Николай подумал, что, вполне может быть, он и сам на месте царя не смог бы действовать иначе. Но одна только мысль об этом тотчас привела его в раздражение. «Вот что случается, если даешь волю фантазии! – с досадой сказал он себе. – Нет, не дело человека, замыслившего революцию, разбираться в причинах такого или другого поведения противника. Соотнести себя с ним даже на минуту-другую означает простить ему все и простить навеки. Сильный человек не тот, кто подобно эху отзывается на всякий оклик, а тот, кто отказывается верить, будто на свете существует иная правда, кроме его собственной». Вдруг ему пришло в голову, что они с императором тезки, и стало смешно, он улыбнулся. Верно-верно, у них у обоих день ангела – 6 декабря. Вспомнилась их первая встреча – во Франции, в лагере под Вертю. Рядом с императором Александром I, поздравлявшим Озарёва с его предстоящей женитьбой на Софи, стоял тогда великий князь – молодой, элегантный, надменный… Одни образы сменились другими: теперь перед Николаем стоял уже не великий князь, а царь, а перед царем – не блестящий офицер Литовского полка, а отвратительный узник. Боже, Боже, все потеряно! В ту ночь он видел Софи во сне настолько ясно, что, открыв глаза, удивился, что жена не сидит у его изголовья.
После завтрака Степухов провел к нему в камеру молодого одетого с иголочки офицера, который держал в руке пакет, скрепленный черной восковой печатью.
– Это вам, – сказал посетитель. – От следственной комиссии.
Офицер повел носом и нахмурился: запах от кадушки был невыносим. Но Николаю не стало стыдно.

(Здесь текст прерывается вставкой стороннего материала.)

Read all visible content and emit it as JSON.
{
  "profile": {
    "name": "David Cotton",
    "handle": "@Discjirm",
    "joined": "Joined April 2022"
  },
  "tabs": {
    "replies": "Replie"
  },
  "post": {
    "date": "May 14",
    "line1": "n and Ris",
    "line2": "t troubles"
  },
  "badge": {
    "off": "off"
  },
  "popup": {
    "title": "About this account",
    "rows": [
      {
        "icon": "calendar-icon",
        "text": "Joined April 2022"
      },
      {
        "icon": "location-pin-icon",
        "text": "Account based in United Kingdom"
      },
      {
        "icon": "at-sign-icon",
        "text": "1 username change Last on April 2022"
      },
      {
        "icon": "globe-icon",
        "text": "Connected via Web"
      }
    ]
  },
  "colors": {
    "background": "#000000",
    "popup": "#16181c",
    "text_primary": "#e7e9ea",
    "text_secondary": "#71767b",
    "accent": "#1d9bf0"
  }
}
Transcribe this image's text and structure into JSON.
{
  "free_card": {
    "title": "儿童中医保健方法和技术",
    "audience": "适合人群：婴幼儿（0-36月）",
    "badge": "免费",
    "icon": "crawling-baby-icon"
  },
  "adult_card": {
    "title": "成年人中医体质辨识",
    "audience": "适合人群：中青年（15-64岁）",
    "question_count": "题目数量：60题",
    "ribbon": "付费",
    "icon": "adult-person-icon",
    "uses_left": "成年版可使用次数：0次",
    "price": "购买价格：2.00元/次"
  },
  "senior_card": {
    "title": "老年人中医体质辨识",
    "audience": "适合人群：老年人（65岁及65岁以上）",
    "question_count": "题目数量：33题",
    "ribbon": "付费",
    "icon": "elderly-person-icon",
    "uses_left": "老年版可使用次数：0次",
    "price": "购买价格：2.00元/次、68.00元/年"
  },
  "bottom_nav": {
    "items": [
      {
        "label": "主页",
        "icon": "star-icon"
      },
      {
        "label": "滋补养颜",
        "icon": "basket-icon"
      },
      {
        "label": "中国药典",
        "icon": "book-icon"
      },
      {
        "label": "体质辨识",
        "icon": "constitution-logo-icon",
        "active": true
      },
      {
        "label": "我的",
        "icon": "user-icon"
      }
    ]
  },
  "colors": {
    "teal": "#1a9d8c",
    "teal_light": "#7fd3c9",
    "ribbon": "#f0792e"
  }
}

– А что там такое? – поинтересовался арестант. – Приказ идти по этапу?
– Нет, вопросник, – ответил офицер. – Будьте любезны заполнить, а завтра в это же время я приду за ним. Вам дадут перо и чернила. А что касается бумаги, то тут вам хватит места. Черновики запрещены.
– Почему?
– Потому что ответы заключенных не должны быть приготовлены заранее, они должны идти из сердца.
Гость щелкнул каблуками и исчез. Николай сорвал печать, развернул бумагу. В списке оказалось тридцать пунктов. Все то же или почти то же, чем интересовались Левашов, а потом царь во время первого допроса: «Когда вы вступили в тайное общество?», «С кем из заговорщиков вы поддерживали отношения?», «Знакомы ли вы с какими-либо проектами конституции?»… Сначала он решил не отвечать вообще и отложил документ, но тут вмешался Степухов.

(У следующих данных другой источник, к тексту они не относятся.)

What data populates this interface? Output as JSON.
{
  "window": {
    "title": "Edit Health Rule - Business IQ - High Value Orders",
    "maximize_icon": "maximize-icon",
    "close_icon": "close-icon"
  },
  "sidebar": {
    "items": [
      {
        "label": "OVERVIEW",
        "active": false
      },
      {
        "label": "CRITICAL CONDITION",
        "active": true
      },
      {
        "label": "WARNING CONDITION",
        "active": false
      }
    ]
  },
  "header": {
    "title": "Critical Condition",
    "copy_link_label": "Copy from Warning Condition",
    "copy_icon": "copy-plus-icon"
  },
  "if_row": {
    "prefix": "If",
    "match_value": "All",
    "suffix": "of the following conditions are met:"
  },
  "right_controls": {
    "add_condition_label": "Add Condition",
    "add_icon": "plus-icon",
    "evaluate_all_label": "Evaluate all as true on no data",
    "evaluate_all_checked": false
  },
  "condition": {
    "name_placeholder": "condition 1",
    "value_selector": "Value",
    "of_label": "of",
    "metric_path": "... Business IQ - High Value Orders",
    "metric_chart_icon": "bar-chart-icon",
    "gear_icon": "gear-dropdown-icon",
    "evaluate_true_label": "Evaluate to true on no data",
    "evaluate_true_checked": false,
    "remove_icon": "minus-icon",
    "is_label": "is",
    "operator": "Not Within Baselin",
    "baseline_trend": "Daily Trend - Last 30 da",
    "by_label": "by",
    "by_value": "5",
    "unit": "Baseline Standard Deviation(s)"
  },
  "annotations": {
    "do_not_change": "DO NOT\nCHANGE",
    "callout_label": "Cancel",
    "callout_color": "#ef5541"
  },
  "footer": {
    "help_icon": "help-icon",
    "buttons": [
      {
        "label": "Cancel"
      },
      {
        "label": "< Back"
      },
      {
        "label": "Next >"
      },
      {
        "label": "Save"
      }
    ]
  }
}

– Если не ответите, ваше благородие, вас отправят на гауптвахту или того хуже!
– Что – «того хуже»?
– В каменный мешок… такая яма под землей, она досками прикрыта, и оставлено только маленькое отверстие. Внизу жить куда ужасней, чем тут: ничего не видать, задыхаешься…

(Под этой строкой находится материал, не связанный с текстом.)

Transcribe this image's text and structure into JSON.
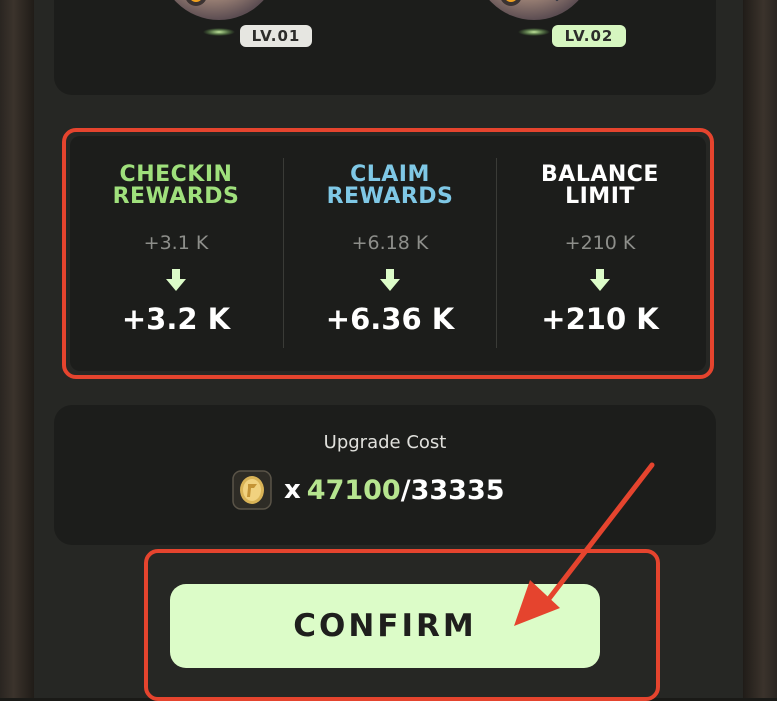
{
  "levels": {
    "current": "LV.01",
    "next": "LV.02"
  },
  "stats": [
    {
      "title_line1": "CHECKIN",
      "title_line2": "REWARDS",
      "old_value": "+3.1 K",
      "new_value": "+3.2 K",
      "title_color": "#9fe07c"
    },
    {
      "title_line1": "CLAIM",
      "title_line2": "REWARDS",
      "old_value": "+6.18 K",
      "new_value": "+6.36 K",
      "title_color": "#7fc8e6"
    },
    {
      "title_line1": "BALANCE",
      "title_line2": "LIMIT",
      "old_value": "+210 K",
      "new_value": "+210 K",
      "title_color": "#ffffff"
    }
  ],
  "upgrade": {
    "label": "Upgrade Cost",
    "multiplier": "x",
    "balance": "47100",
    "separator": "/",
    "cost": "33335",
    "coin_icon": "coin-icon"
  },
  "confirm": {
    "label": "CONFIRM"
  },
  "colors": {
    "highlight": "#e5442e",
    "accent_green": "#dcfcc8",
    "balance_green": "#b6e58f",
    "arrow_green": "#dcfcc8",
    "panel": "#1c1d1b"
  }
}
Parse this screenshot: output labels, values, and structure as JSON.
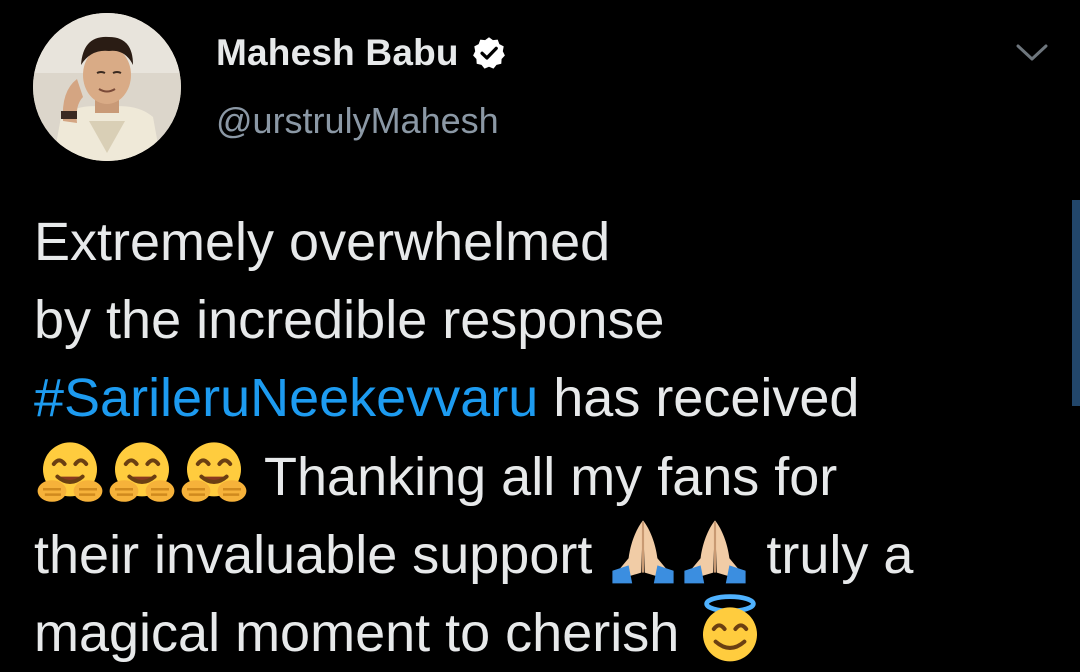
{
  "tweet": {
    "author": {
      "display_name": "Mahesh Babu",
      "handle": "@urstrulyMahesh",
      "verified": true
    },
    "body": {
      "line1": "Extremely overwhelmed",
      "line2": "by the incredible response",
      "hashtag": "#SarileruNeekevvaru",
      "line3_rest": " has received",
      "line4_rest": " Thanking all my fans for",
      "line5_text": "their invaluable support ",
      "line5_rest": " truly a",
      "line6_text": "magical moment to cherish "
    },
    "emojis": [
      "hugging-face-emoji",
      "folded-hands-emoji",
      "smiling-face-with-halo-emoji"
    ]
  },
  "colors": {
    "background": "#000000",
    "text": "#e7e9ea",
    "secondary_text": "#8b98a5",
    "link": "#1d9bf0",
    "verified_badge": "#ffffff"
  },
  "icons": {
    "menu": "chevron-down-icon",
    "verified": "verified-badge-icon"
  }
}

Николай рассмеялся, но смех вышел горький. Внезапно перспектива «каменного мешка» показалась ему привлекательной, возникло желание испытать себя, дойдя до самого края, чтобы понять, где предел несправедливости. Но затем он решил, что лучше послужит общему делу и вернее запутает следствие, если не станет отбрасывать все чохом, а наоборот, будет отвечать хитро, используя любую уловку, чтобы не сказать правды. И принялся за работу. Если чувствовал ловушку, использовал уклончивый ответ: «не знаю», «не слышал об этом»… И, наоборот, всякий раз, как от него требовалось изложить цели их объединения, рьяно вставал на защиту своих политических идеалов. После фразы: «Каким образом революционеры привлекали новых сторонников в свой лагерь?» – он написал целый монолог. «Когда наша победоносная армия вернулась из Франции, не оказалось в ней ни единого офицера, достойного этого звания, который не ощутил бы стыда, увидев, под каким гнетом находится его собственная страна. Все те, кто под водительством славного Александра I воевали с Наполеоном, стремясь, пусть даже ценою своей крови, своей жизни, вернуть свободу Европе, сразу же поняли, что им самим в такой же свободе отказано. Познакомившись с условиями жизни за границами России, они сочли нормальной и естественной попытку объединиться ради того, чтобы дать родине конституцию».
Озарёв с удовольствием перечитал свой текст. Отличный выпад против господ из следственной комиссии! Жаль только, что он не увидит их физиономий, когда они станут знакомиться с документом! Привычным уже жестом Николай погладил бородку: растет, колется… Однако и такой – заросший щетиной, грязный и изможденный – он все равно куда сильнее всех этих генералов вместе взятых.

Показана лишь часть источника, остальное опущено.